To enhance the recognition effect of cheerleaders’ technical movements, the study
first combines inertial sensors, posture motion capture technology, and human skeleton
map to collect 3D posture data of cheerleaders. Secondly, the GCN is optimized and
the extracted 3D pose data is applied to design the cheerleader action recognition
model.
3.1. 3D Pose Data Acquisition Based on Inertial Sensors and Pose Motion Capture
Cheerleading is a comprehensive sports activity that combines dance, gymnastics, and
music, emphasizing the smoothness and coordination of movements. Due to the complexity
and diversity of cheerleading movements, there are non physical dependencies between
body joints, which increases the difficulty of action recognition [14]. In order to accurately extract and analyze these joint relationships, the human
skeleton diagram is introduced in the study. By constructing a human skeleton diagram,
the connection and interaction relationships of each joint in cheerleading exercise
can be intuitively represented. The skeleton relationship diagram of the cheerleading
action drawn is shown in Fig. 1.
Fig. 1. Skeleton of cheerleading athletes.
Fig. 1 shows the original movement and simplified skeleton of a cheerleader. From Fig. 1, multiple human skeleton vertices represent joint points, while connecting lines
represent edges of the skeleton graph. Once fully connected, it can represent the
attribute relationships between joints. Cheerleading exercises involve highly coordinated
multi-joint movements (such as synchronized arm swings and leg jumps) that have non
physical dependencies between joints. Traditional action recognition methods, such
as CNN, are difficult to model such complex spatial relationships due to their inability
to directly process non-Euclidean data. Therefore, this study chose GCN as the basic
framework. GCN excels in processing graph structured data (such as human skeletal
maps) and achieves feature propagation by encoding joint connections through adjacency
matrices. This network structure can extend CNN from regular grids to unordered graphs
of arbitrary structures, using skeleton information images as input to analyze the
motion patterns of target objects [15,
16]. The main structure of GCN is shown in Fig. 2.

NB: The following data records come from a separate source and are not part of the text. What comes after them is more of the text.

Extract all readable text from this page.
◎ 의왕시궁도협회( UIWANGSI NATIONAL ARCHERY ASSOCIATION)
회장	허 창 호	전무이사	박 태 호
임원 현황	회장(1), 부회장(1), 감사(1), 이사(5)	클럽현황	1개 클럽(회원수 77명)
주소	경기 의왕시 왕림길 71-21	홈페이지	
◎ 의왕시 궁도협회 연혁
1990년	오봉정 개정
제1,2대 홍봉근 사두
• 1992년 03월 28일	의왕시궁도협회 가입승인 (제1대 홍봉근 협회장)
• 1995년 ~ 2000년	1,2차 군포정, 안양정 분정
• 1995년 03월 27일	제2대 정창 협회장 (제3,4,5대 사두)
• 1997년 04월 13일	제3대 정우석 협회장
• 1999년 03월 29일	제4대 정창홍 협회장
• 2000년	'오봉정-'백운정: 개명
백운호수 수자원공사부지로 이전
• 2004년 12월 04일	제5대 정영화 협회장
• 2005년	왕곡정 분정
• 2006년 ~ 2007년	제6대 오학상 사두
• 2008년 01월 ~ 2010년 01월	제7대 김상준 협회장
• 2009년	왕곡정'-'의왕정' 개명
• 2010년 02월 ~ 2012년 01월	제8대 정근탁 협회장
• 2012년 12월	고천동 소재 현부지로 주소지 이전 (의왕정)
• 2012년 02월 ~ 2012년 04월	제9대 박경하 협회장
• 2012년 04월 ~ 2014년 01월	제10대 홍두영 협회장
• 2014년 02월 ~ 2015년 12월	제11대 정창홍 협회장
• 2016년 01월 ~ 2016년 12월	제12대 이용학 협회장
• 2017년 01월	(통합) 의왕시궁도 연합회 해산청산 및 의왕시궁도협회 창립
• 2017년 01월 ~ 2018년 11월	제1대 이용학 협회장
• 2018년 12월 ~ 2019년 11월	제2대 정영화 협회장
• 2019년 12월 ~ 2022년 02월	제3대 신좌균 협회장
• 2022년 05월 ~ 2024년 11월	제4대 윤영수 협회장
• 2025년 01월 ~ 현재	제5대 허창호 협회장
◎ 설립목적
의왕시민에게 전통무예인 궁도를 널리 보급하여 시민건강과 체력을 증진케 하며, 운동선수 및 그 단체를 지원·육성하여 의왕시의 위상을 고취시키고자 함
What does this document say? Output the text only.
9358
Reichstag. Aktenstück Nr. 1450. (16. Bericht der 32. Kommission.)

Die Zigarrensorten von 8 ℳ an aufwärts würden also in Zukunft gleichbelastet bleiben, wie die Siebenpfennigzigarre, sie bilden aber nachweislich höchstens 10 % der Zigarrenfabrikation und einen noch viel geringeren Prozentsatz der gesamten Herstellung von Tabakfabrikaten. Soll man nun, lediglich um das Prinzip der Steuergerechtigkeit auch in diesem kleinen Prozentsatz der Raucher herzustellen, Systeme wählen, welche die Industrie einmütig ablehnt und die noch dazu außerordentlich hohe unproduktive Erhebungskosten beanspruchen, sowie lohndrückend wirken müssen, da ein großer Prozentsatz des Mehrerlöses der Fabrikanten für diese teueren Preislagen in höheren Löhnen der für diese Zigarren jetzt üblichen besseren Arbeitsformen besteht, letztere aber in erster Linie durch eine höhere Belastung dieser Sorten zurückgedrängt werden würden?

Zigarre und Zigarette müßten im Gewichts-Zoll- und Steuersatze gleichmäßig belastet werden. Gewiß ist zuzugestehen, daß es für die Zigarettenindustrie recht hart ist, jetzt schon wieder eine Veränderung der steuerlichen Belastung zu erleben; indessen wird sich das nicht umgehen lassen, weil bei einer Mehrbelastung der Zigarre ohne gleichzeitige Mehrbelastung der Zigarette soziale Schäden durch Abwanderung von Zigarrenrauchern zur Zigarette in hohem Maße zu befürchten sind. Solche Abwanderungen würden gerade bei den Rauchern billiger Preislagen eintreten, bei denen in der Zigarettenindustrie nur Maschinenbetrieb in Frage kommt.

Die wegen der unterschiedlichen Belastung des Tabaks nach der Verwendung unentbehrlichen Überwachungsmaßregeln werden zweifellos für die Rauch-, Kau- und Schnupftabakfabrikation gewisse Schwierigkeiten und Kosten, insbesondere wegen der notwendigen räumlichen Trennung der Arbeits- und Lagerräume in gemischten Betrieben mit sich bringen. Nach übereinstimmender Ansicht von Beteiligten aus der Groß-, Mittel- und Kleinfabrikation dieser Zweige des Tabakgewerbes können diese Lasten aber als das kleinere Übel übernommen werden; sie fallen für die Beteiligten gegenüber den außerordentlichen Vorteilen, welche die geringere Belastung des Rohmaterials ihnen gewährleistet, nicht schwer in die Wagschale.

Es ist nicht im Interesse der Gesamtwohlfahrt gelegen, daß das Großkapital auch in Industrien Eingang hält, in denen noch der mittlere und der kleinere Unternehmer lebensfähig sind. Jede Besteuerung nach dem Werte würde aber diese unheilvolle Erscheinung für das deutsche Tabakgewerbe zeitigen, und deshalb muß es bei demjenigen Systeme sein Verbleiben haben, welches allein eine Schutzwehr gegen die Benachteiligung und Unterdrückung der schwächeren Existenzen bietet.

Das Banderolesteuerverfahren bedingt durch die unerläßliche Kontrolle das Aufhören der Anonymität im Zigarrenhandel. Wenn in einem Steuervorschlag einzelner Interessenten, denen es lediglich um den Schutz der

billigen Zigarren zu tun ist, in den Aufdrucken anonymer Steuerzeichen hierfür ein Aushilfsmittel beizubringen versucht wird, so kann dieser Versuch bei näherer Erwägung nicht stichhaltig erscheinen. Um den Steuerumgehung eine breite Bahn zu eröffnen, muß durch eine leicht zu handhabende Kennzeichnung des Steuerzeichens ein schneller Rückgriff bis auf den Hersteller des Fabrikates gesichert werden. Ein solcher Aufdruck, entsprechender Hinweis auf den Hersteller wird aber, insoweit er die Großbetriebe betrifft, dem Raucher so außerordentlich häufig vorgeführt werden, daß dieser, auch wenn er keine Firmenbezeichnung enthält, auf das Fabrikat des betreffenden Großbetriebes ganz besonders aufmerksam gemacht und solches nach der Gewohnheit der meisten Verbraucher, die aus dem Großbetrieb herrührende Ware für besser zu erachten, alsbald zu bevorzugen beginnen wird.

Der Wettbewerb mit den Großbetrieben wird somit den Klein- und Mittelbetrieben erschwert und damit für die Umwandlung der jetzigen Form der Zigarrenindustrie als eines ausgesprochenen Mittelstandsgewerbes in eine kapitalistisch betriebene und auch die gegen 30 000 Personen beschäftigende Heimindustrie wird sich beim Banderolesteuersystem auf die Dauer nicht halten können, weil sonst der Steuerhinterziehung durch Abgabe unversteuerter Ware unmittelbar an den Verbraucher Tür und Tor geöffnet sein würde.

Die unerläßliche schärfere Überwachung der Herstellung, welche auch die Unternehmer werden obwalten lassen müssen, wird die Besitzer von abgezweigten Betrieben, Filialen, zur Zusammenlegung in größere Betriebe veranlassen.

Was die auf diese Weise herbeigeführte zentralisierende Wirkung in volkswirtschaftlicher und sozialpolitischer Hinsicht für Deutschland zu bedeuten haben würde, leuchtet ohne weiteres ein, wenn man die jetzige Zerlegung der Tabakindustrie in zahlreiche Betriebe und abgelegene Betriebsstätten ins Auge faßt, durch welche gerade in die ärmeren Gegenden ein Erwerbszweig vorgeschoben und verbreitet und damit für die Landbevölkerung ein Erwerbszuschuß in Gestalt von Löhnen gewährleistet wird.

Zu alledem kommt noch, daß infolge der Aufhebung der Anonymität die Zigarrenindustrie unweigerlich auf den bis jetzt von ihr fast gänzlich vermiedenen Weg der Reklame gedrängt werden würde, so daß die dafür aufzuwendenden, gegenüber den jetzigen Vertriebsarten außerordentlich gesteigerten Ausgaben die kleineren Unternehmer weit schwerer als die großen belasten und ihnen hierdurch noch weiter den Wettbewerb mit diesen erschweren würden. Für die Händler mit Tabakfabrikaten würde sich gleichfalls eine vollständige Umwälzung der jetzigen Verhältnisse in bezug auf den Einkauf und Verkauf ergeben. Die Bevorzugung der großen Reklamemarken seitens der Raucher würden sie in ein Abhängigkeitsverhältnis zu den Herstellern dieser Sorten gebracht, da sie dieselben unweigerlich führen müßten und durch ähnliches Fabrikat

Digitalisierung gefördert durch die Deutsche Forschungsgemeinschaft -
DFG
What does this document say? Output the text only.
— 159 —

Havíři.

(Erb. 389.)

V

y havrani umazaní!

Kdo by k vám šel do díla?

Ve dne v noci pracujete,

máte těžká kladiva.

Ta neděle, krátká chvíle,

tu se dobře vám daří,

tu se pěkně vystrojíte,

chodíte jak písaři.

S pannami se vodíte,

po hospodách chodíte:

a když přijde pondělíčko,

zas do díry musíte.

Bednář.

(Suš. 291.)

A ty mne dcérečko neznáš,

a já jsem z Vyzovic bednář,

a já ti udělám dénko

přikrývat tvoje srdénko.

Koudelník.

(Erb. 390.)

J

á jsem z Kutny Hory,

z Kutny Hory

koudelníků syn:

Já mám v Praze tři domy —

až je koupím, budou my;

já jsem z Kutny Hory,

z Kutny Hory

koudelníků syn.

Fig. 2. GCN structure diagram.
The GCN structure in Fig. 2 is similar to the CNN structure, consisting of an input layer, a graph convolutional
layer, and an output layer. GCN typically utilizes the feature information of nodes
and their neighboring nodes in the graph to obtain feature vectors through weighted
averaging, thereby increasing the weight of nodes with lower degrees. Then, these
feature vectors are trained and learned through neural networks to effectively utilize
the structural information of the graph [17]. GCN calculates the new feature representation of the current node by weighted averaging
the features of neighboring nodes, which can be achieved through matrix multiplication.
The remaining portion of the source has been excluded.